As someone who looks forward to attending the U.S. Open in Flushing Meadows every year, it was excruciating not being there this Labor Day weekend. I can’t begin to accurately express how much I missed walking the grounds of the Billie Jean King Center and taking my seat in the great Arthur Ashe Stadium to watch the greatest tennis players in the world battle it out on the court.
So you can imagine how yesterday’s women’s final compounded my frustration when the greatest player of all time was yet again hindered from tying Margaret Court’s record of 24 grand slam titles (a dubious record considering only 11 of these titles were won in the Open era, but who’s dotting i’s and crossing t’s), not because of her tennis, but because of an unprecedented action taken by a inferior umpire whose fear of a powerful African-American woman is disturbing, yet prevalent. Yes, that is all his ridiculous call was about. Nobody has ever taken away an entire game from someone for being questioned. Nobody! I remember the days when John McEnroe used to call umpires “incompetent fools” and no one took points away from him, much less entire games.
Ah but cream always rises to the top and my beautiful sister did just that when she asked an equally disgusted audience to silence the booing and congratulate the young Ms. Osaka on her first grand slam title. And Naomi, graceful and humble, extended her thankfulness to her former idol and was finally able to smile over her victory.
Regardless as to what little man sits in that raised chair, Ms. Serena Williams is the greatest women’s tennis player of all time and there is nothing they can do about it.
This week also brought great joy to my community when Nike revealed the first ad of their new campaign with the football great Colin Kaepernick. The fact that their sales soared 31% upon the release of the ad says it all.
Nike is the proud sponsor of both of these brilliant, accomplished champions. And you wonder why I’ve only run in Nike shoes the past 8 years.

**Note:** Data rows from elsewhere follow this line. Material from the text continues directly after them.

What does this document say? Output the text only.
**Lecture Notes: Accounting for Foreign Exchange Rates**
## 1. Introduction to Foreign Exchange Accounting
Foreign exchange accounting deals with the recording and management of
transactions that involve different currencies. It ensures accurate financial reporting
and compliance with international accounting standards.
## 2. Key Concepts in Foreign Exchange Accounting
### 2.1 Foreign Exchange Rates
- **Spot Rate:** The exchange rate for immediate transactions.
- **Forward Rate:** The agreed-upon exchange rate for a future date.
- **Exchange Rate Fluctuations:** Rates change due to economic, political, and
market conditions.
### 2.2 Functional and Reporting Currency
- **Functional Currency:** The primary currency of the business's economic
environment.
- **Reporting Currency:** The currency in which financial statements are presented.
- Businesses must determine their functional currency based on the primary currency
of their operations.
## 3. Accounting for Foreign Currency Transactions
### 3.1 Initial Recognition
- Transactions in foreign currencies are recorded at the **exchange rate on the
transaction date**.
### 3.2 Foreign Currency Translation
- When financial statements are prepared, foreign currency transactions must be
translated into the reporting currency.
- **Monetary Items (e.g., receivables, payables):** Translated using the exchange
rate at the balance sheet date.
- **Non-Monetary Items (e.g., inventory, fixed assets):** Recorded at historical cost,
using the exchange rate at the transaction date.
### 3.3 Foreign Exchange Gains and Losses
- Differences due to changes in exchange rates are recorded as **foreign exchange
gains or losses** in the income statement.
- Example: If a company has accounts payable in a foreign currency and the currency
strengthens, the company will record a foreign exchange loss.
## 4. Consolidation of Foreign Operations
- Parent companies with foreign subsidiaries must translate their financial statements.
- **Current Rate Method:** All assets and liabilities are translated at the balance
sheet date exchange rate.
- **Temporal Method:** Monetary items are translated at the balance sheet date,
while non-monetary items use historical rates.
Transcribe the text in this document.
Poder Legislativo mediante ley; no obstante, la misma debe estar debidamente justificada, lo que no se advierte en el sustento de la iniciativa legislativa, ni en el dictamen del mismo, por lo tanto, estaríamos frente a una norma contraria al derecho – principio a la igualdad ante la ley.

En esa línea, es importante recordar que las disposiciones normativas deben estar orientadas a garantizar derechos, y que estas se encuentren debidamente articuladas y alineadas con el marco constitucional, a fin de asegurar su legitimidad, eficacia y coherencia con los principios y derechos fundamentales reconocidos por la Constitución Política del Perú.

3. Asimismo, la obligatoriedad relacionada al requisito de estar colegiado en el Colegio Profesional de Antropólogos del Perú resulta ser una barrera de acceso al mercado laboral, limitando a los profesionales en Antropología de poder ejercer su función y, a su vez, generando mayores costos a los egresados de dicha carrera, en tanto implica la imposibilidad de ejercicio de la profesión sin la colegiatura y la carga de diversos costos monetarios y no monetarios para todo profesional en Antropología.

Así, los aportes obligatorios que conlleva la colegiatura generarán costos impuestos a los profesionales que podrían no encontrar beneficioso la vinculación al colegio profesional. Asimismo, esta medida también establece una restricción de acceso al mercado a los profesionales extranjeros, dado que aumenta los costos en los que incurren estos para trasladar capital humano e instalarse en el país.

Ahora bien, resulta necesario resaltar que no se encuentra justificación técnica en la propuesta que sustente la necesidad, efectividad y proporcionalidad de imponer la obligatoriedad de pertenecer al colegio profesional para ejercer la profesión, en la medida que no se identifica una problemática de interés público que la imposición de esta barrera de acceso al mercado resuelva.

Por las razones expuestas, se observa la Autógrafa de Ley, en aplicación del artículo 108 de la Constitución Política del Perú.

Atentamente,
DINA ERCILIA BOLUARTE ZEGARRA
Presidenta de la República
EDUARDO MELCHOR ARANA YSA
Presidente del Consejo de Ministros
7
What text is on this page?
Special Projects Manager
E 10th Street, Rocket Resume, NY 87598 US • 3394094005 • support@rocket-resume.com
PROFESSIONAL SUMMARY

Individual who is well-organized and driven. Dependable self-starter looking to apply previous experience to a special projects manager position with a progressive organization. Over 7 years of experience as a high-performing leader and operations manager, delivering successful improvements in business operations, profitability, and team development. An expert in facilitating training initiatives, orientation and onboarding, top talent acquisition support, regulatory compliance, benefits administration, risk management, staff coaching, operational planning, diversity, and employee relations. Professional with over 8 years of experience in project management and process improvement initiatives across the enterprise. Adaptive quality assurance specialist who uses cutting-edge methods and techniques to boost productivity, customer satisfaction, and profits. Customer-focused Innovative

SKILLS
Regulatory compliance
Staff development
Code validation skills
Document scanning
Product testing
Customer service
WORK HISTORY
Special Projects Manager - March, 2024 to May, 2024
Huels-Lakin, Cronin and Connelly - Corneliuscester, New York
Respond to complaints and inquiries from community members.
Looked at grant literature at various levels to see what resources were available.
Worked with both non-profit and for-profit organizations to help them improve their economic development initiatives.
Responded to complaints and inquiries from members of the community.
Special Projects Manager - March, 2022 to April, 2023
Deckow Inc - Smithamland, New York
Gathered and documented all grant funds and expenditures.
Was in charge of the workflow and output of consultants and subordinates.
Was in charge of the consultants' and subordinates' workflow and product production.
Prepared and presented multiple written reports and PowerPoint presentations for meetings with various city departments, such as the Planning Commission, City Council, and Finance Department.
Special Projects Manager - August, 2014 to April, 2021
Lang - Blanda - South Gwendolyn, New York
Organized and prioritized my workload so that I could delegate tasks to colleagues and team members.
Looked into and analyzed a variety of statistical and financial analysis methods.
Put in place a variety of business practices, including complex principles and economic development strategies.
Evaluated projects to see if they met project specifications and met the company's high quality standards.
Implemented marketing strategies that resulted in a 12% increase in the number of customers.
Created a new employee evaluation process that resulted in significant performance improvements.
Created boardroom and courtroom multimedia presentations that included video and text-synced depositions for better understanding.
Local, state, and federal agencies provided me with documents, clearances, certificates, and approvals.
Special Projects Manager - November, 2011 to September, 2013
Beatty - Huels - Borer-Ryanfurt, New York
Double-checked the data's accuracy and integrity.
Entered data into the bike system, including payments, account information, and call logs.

It was 10 years ago that I visited the Civil Rights Museum in Birmingham, Alabama and my life changed forever. Before the end of this year, I will visit the National Museum of African American History and Culture in Washington, D.C. and given the events of this week, my thankfulness for such great institutions like these warm my heart beyond measure and remind me what a privilege it is to celebrate the rich culture and excellence of my lineage!